Sin lugar a dudas, todo esto nos lo dirían los profetas del Antiguo Testamento, pues así era su anuncio. Sin embargo, lo que ellos aún no sabían es que Dios enviaría a su propio Hijo para redimirnos (cf. Jn 3,16), que Él mismo cargaría sobre sus espaldas la culpa de la humanidad y pagaría el precio de rescate (cf. 1Pe 1,18-19). Ellos –los profetas– no conocían aún todas las maravillas de la Nueva Alianza ni la gracia especial que nos fue concedida por la Venida de Jesús al mundo.
Ellos nos dirían a viva voz que anhelaban conocer al Salvador. Les resultaría totalmente incomprensible que nosotros, los hombres, podamos extraviarnos tan terriblemente y dejarnos engañar por los poderes del mal a tal punto que pasamos de largo ante el gran don que ellos mismos añoraban. Les dolería ver cómo hoy en día los hombres se dirigen a nuevos ídolos. Cuando uno verdaderamente ama a Dios –y los profetas del Antiguo Testamento lo amaban–, duele ver que Él no sea glorificado como merece. Y duele ver que las personas no reconozcan debidamente el amor de Dios y, en consecuencia, no acudan a la fuente para beber del agua de vida que se les ofrece (cf. Jn 4,10).
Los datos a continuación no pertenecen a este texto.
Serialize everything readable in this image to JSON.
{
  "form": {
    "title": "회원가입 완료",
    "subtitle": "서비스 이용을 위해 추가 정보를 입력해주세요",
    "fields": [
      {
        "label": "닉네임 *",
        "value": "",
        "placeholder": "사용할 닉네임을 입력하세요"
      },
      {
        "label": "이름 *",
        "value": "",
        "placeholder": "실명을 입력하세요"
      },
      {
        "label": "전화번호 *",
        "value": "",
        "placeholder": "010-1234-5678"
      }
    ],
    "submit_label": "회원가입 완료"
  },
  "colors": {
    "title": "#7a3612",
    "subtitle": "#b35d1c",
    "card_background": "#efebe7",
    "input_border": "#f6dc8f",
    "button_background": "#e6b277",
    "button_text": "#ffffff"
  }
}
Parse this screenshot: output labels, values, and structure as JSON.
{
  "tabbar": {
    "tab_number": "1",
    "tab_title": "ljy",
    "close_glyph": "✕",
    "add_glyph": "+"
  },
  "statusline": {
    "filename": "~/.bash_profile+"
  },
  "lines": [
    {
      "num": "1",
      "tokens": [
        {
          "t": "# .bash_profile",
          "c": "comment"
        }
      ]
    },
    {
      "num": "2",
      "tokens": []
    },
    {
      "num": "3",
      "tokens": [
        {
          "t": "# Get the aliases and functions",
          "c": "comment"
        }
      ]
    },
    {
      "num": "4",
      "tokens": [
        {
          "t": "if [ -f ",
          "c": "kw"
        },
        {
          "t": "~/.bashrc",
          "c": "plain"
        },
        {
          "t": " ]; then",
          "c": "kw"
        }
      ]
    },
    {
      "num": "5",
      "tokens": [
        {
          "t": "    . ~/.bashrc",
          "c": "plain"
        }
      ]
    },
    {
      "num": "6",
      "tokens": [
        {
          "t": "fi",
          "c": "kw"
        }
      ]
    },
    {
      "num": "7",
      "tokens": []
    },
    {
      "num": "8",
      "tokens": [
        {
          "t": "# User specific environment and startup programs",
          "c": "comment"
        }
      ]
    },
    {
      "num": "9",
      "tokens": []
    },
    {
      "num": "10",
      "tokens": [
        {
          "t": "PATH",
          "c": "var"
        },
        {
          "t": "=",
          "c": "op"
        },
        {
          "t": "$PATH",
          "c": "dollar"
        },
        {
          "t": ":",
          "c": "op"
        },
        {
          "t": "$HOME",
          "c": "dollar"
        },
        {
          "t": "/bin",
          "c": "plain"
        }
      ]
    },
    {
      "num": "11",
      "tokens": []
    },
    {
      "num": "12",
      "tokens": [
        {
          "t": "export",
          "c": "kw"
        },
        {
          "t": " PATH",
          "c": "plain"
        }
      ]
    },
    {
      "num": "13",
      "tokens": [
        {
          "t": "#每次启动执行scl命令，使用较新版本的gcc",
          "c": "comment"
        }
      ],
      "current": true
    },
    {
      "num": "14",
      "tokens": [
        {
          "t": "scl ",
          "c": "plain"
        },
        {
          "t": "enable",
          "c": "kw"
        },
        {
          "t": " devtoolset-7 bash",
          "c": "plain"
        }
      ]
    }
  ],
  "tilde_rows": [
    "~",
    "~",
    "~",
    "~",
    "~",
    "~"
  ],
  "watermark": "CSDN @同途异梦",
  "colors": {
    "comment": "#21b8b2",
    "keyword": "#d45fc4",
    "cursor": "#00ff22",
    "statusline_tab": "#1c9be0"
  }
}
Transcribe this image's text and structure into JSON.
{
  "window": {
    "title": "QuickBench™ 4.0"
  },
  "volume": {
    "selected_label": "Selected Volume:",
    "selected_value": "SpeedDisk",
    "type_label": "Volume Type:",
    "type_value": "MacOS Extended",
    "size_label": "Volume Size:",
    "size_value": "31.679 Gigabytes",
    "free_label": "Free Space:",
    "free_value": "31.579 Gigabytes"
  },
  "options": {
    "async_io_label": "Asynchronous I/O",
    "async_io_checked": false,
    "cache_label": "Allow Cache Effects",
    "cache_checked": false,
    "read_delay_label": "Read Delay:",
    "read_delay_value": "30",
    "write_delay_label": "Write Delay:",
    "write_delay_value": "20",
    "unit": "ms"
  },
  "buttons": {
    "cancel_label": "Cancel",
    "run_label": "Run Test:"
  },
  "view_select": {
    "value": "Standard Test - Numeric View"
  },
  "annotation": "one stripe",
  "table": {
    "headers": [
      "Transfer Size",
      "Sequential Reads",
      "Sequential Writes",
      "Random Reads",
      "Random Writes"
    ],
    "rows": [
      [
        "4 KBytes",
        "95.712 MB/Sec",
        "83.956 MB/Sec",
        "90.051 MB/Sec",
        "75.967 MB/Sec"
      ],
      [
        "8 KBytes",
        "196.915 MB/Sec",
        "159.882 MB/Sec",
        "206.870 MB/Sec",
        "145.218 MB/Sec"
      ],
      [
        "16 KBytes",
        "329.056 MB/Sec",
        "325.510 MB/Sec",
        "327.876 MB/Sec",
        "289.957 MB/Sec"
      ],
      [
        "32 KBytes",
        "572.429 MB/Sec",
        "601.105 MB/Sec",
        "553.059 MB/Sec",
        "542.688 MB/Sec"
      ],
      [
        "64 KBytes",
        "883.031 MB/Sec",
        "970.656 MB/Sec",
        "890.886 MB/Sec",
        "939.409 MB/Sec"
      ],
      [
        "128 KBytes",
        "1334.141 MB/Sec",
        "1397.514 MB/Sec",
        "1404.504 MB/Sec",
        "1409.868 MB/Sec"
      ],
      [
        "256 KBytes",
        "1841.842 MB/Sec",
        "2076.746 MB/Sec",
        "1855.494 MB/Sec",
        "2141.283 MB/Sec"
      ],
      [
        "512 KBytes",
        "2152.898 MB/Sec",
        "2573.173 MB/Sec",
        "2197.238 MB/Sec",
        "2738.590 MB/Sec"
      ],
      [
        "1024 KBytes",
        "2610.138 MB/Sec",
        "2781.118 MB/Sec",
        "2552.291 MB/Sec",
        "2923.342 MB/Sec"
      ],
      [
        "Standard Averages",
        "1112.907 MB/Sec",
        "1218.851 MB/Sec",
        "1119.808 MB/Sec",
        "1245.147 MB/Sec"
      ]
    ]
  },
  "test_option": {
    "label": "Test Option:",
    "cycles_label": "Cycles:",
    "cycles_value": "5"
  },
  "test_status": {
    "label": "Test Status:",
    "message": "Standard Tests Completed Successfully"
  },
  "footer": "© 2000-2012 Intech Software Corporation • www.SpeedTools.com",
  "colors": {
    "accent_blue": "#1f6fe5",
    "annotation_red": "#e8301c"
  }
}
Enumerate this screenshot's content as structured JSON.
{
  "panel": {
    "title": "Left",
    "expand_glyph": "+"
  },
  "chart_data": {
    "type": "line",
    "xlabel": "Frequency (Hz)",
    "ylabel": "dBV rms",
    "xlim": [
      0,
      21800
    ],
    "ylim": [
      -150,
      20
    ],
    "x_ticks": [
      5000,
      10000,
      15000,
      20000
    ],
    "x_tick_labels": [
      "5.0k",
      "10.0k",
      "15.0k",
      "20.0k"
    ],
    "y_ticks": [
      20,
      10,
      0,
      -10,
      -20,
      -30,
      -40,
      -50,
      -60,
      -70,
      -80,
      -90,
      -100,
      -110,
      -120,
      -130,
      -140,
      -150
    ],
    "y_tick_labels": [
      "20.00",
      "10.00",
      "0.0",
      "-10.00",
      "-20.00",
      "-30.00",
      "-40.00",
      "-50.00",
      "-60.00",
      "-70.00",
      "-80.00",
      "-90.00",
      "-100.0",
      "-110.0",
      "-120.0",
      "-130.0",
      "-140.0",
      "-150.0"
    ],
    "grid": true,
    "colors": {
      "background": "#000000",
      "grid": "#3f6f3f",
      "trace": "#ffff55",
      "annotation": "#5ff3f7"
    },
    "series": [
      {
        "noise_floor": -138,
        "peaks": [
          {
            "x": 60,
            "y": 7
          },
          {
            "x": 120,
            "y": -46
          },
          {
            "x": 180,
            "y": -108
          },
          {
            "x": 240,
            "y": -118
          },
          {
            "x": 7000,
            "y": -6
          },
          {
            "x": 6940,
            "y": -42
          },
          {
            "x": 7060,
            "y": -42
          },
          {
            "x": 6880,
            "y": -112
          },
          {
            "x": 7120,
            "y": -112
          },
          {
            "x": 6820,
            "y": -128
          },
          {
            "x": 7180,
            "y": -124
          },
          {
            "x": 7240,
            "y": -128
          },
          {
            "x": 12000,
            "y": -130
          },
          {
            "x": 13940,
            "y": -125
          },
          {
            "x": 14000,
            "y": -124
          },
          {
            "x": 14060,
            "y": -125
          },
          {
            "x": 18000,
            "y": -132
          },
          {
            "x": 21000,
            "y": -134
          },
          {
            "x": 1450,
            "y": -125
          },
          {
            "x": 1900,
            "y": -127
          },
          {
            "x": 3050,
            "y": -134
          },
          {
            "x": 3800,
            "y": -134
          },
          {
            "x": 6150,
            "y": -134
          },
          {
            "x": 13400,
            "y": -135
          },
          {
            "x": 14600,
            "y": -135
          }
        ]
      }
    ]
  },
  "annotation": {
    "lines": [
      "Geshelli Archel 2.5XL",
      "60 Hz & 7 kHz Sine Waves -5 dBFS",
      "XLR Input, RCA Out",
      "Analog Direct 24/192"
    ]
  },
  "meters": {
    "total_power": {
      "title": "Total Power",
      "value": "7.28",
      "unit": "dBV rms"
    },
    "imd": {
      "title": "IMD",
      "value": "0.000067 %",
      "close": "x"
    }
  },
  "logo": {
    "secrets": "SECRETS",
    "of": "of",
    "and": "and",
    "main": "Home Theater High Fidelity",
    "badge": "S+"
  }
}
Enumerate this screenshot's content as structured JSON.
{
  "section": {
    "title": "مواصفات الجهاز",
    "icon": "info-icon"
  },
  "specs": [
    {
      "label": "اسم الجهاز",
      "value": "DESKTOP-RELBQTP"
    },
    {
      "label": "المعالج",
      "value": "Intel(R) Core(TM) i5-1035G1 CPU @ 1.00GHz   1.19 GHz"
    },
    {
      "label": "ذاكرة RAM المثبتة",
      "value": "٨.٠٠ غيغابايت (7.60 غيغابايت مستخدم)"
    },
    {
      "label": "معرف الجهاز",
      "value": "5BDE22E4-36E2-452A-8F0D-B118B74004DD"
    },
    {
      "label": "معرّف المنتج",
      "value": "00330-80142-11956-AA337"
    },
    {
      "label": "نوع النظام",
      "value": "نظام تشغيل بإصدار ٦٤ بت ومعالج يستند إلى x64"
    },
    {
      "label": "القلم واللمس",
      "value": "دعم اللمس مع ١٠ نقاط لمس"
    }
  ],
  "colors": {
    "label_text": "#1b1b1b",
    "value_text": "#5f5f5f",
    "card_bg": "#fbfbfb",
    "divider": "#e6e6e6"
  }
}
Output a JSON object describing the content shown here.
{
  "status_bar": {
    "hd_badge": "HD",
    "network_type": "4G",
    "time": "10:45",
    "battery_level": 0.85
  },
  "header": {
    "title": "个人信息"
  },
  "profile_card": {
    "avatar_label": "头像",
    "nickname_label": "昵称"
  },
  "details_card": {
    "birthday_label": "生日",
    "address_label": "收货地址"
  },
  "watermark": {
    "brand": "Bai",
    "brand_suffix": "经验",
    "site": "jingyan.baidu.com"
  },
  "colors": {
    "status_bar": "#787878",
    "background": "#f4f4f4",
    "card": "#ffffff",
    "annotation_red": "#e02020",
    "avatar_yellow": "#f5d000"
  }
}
¿Cuál es la respuesta de aquellos que comprenden al menos algo de la inconmensurable gracia que Dios nos ha dado en su Hijo? No puede ser otra que la de corresponder plenamente al llamado de Dios, sin dejarse confundir por las turbulencias en el mundo y en la Iglesia. Hay quienes dicen que éste es un tiempo especial para ser santos. Si nuestros amigos de la Antigua Alianza verían que nos esforzamos por nuestra santificación, ciertamente estarían en paz con nosotros.